Tuesday, July 30, 2013

EXTRA: It’s now in the courts!

A Cook County judge is going to be asked to decide whether or not Gov. Pat Quinn overstepped his bounds when he decided to not pay legislators until they come up with a plan for revamping the way the state covers the cost of pension programs.

MADIGAN: Using his clout against Quinn
The lawsuit filed in our own circuit court system was filed by the legislative leaders (House Speaker Michael Madigan and Senate President John Cullerton) on Tuesday. They claim that the concept of “separation of powers” means that a governor doesn’t have the right to mess with the Legislature’s compensation.

AS THOUGH HIS authority merely extends to the state agencies. Or perhaps solely to the people who actually work on the governor’s staff.

CULLERTON: A legal sidekick
Which means this whole issue is going to become a legal battle over exactly who has to pay any attention to a governor. If it were up to the legislative leaders, that would be “zero.”

They’d want to have no one listening to him.

How else to interpret the line from the lawsuit that says, “If the governor’s line item veto is upheld, the independence of each member of the General Assembly will be forever compromised. Any governor will hold a trump card over a co-equal branch of government.”

IT IS INTERESTING that Madigan and Cullerton are the ones putting their names on this lawsuit.
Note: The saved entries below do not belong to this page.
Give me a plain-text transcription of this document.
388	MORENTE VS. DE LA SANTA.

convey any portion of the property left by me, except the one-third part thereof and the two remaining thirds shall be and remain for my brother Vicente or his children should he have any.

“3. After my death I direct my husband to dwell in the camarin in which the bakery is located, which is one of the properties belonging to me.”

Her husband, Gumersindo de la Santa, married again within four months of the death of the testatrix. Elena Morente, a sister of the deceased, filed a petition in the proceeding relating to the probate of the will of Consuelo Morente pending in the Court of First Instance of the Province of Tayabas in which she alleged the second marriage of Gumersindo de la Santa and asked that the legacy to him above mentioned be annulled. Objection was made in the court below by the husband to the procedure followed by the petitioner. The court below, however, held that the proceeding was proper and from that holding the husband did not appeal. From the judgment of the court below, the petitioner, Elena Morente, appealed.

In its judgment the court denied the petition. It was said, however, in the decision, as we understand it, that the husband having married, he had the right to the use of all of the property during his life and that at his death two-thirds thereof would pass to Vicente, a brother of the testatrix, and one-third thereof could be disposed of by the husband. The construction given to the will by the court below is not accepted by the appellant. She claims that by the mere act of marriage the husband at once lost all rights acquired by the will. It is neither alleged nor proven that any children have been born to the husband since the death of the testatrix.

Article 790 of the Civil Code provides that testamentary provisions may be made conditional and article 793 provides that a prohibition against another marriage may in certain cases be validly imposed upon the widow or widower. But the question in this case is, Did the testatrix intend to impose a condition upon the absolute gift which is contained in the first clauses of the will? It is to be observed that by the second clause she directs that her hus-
I guess it figures that enough people already despise the concept of Mike Madigan that his reputation can’t take a harder hit by being the “bad guy” who files a lawsuit to get paid without resolving the pension funding problem.
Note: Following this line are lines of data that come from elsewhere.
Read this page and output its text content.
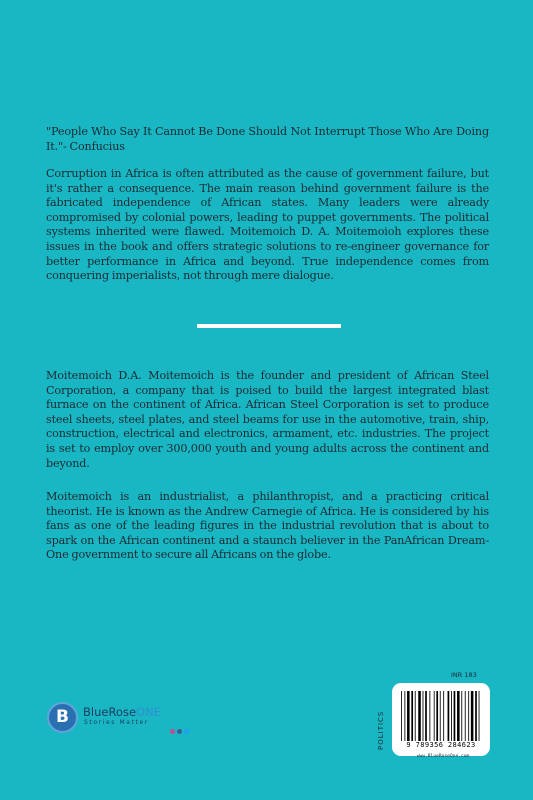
"People Who Say It Cannot Be Done Should Not Interrupt Those Who Are Doing It."- Confucius

Corruption in Africa is often attributed as the cause of government failure, but it's rather a consequence. The main reason behind government failure is the fabricated independence of African states. Many leaders were already compromised by colonial powers, leading to puppet governments. The political systems inherited were flawed. Moitemoich D. A. Moitemoioh explores these issues in the book and offers strategic solutions to re-engineer governance for better performance in Africa and beyond. True independence comes from conquering imperialists, not through mere dialogue.

Moitemoich D.A. Moitemoich is the founder and president of African Steel Corporation, a company that is poised to build the largest integrated blast furnace on the continent of Africa. African Steel Corporation is set to produce steel sheets, steel plates, and steel beams for use in the automotive, train, ship, construction, electrical and electronics, armament, etc. industries. The project is set to employ over 300,000 youth and young adults across the continent and beyond.

Moitemoich is an industrialist, a philanthropist, and a practicing critical theorist. He is known as the Andrew Carnegie of Africa. He is considered by his fans as one of the leading figures in the industrial revolution that is about to spark on the African continent and a staunch believer in the PanAfrican Dream-One government to secure all Africans on the globe.

B	BlueRoseONE
Stories Matter
INR 183
POLITICS	9 789356 284623
www.BlueRoseOne.com
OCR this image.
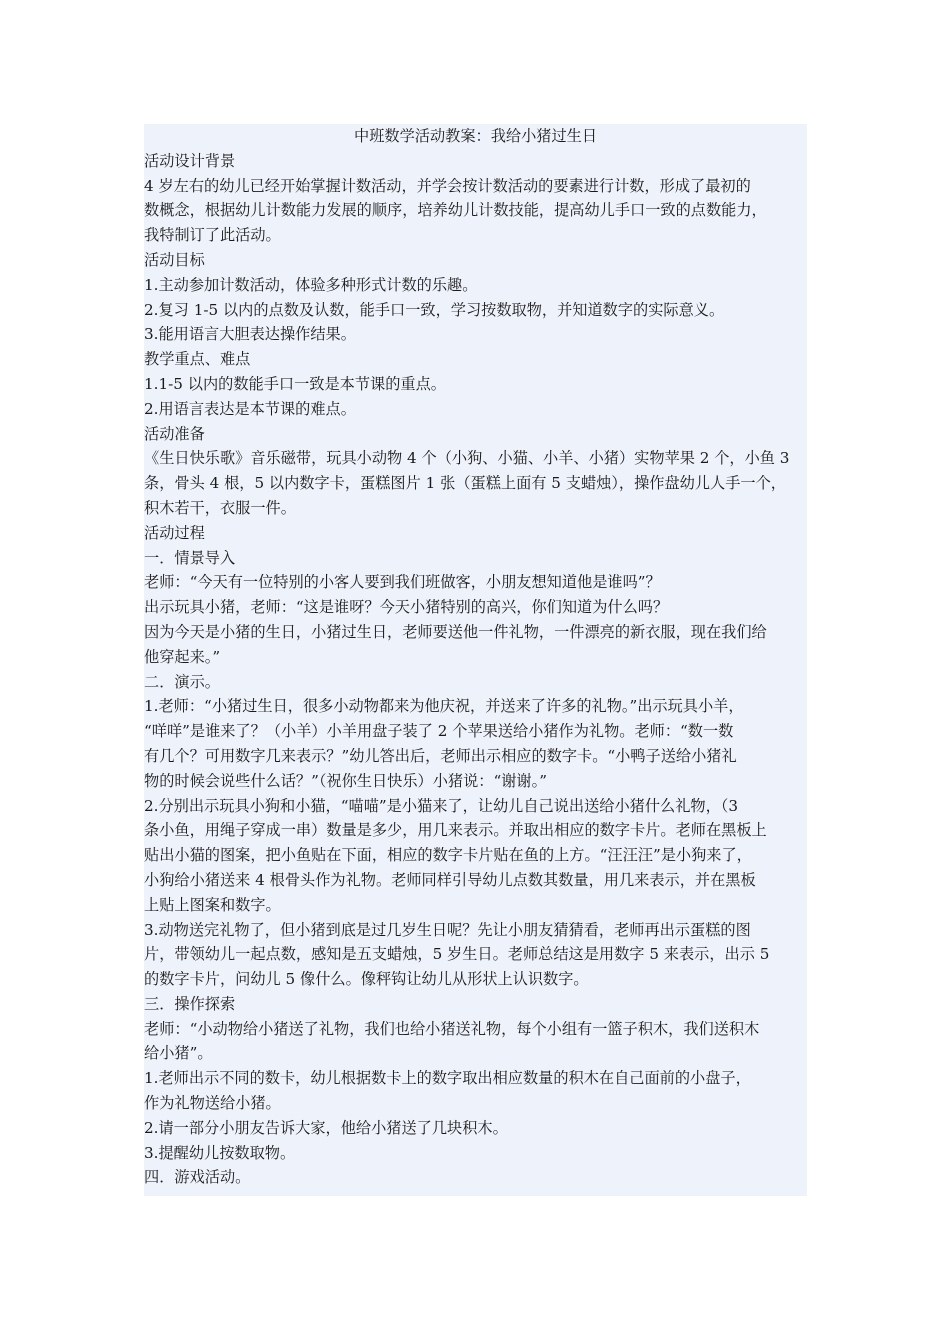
中班数学活动教案：我给小猪过生日

活动设计背景

4 岁左右的幼儿已经开始掌握计数活动，并学会按计数活动的要素进行计数，形成了最初的

数概念，根据幼儿计数能力发展的顺序，培养幼儿计数技能，提高幼儿手口一致的点数能力，

我特制订了此活动。

活动目标

1.主动参加计数活动，体验多种形式计数的乐趣。

2.复习 1-5 以内的点数及认数，能手口一致，学习按数取物，并知道数字的实际意义。

3.能用语言大胆表达操作结果。

教学重点、难点

1.1-5 以内的数能手口一致是本节课的重点。

2.用语言表达是本节课的难点。

活动准备

《生日快乐歌》音乐磁带，玩具小动物 4 个（小狗、小猫、小羊、小猪）实物苹果 2 个，小鱼 3

条，骨头 4 根，5 以内数字卡，蛋糕图片 1 张（蛋糕上面有 5 支蜡烛），操作盘幼儿人手一个，

积木若干，衣服一件。

活动过程

一．情景导入

老师：“今天有一位特别的小客人要到我们班做客，小朋友想知道他是谁吗”？

出示玩具小猪，老师：“这是谁呀？今天小猪特别的高兴，你们知道为什么吗？

因为今天是小猪的生日，小猪过生日，老师要送他一件礼物，一件漂亮的新衣服，现在我们给

他穿起来。”

二．演示。

1.老师：“小猪过生日，很多小动物都来为他庆祝，并送来了许多的礼物。”出示玩具小羊，

“咩咩”是谁来了？（小羊）小羊用盘子装了 2 个苹果送给小猪作为礼物。老师：“数一数

有几个？可用数字几来表示？”幼儿答出后，老师出示相应的数字卡。“小鸭子送给小猪礼

物的时候会说些什么话？”（祝你生日快乐）小猪说：“谢谢。”

2.分别出示玩具小狗和小猫，“喵喵”是小猫来了，让幼儿自己说出送给小猪什么礼物，（3

条小鱼，用绳子穿成一串）数量是多少，用几来表示。并取出相应的数字卡片。老师在黑板上

贴出小猫的图案，把小鱼贴在下面，相应的数字卡片贴在鱼的上方。“汪汪汪”是小狗来了，

小狗给小猪送来 4 根骨头作为礼物。老师同样引导幼儿点数其数量，用几来表示，并在黑板

上贴上图案和数字。

3.动物送完礼物了，但小猪到底是过几岁生日呢？先让小朋友猜猜看，老师再出示蛋糕的图

片，带领幼儿一起点数，感知是五支蜡烛，5 岁生日。老师总结这是用数字 5 来表示，出示 5

的数字卡片，问幼儿 5 像什么。像秤钩让幼儿从形状上认识数字。

三．操作探索

老师：“小动物给小猪送了礼物，我们也给小猪送礼物，每个小组有一篮子积木，我们送积木

给小猪”。

1.老师出示不同的数卡，幼儿根据数卡上的数字取出相应数量的积木在自己面前的小盘子，

作为礼物送给小猪。

2.请一部分小朋友告诉大家，他给小猪送了几块积木。

3.提醒幼儿按数取物。

四．游戏活动。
So to ensure that officials actually get paid (state Comptroller Judy Baar Topinka has said she’d cut the checks if a court told her to do so), this now becomes a legal issue. Even though I'm inclined to agree with Quinn when he says, "today's lawsuit ... is just plain wrong,"
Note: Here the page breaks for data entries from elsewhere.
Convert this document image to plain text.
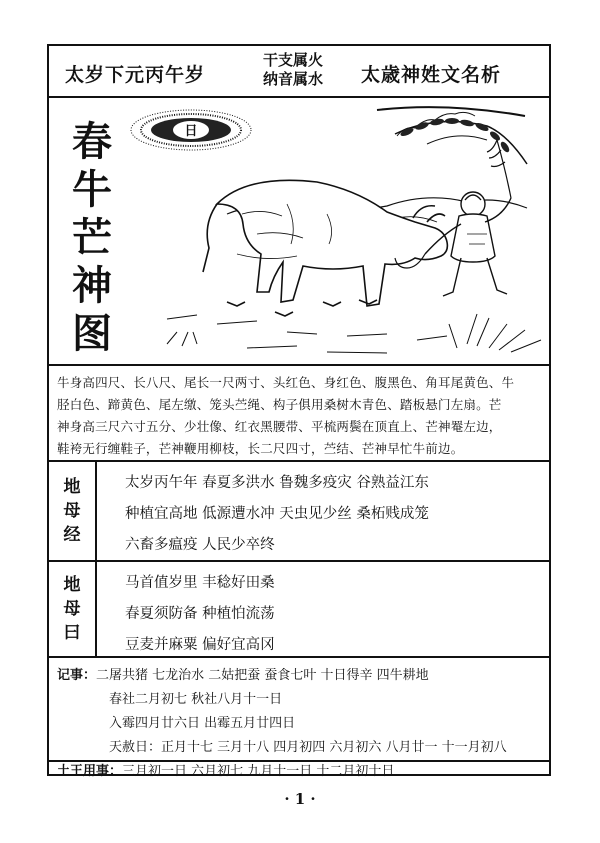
太岁下元丙午岁
干支属火
纳音属水 太歳神姓文名析
春
牛
芒
神
图
日
牛身高四尺、长八尺、尾长一尺两寸、头红色、身红色、腹黑色、角耳尾黄色、牛
胫白色、蹄黄色、尾左缴、笼头苎绳、构子俱用桑树木青色、踏板悬门左扇。芒
神身高三尺六寸五分、少壮像、红衣黑腰带、平梳两鬓在顶直上、芒神罨左边，
鞋袴无行缠鞋子，芒神鞭用柳枝，长二尺四寸，苎结、芒神早忙牛前边。
地
母
经
太岁丙午年 春夏多洪水 鲁魏多疫灾 谷熟益江东
种植宜高地 低源遭水冲 天虫见少丝 桑柘贱成笼
六畜多瘟疫 人民少卒终
地
母
曰
马首值岁里 丰稔好田桑
春夏须防备 种植怕流荡
豆麦并麻粟 偏好宜高冈
记事：二屠共猪 七龙治水 二姑把蚕 蚕食七叶 十日得辛 四牛耕地
春社二月初七 秋社八月十一日
入霉四月廿六日 出霉五月廿四日
天赦日：正月十七 三月十八 四月初四 六月初六 八月廿一 十一月初八
土王用事：三月初一日 六月初七 九月十一日 十二月初十日
· 1 ·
QUINN: Another battle to undergo
Although I won’t be surprised if a local judge winds up ruling in Madigan’s favor. As an attorney, he has some serious clout in Chicago. The real trick will be to see how high up the legal ladder this case winds up going. Is the Illinois Supreme Court destined to have to take up this issue later this summer?

Then, there’s the real question; the one that will get lost in all the upcoming legal bickering that we’re going to hear – when will the pension funding problem be resolved? The two sides aren’t anywhere near close to doing that!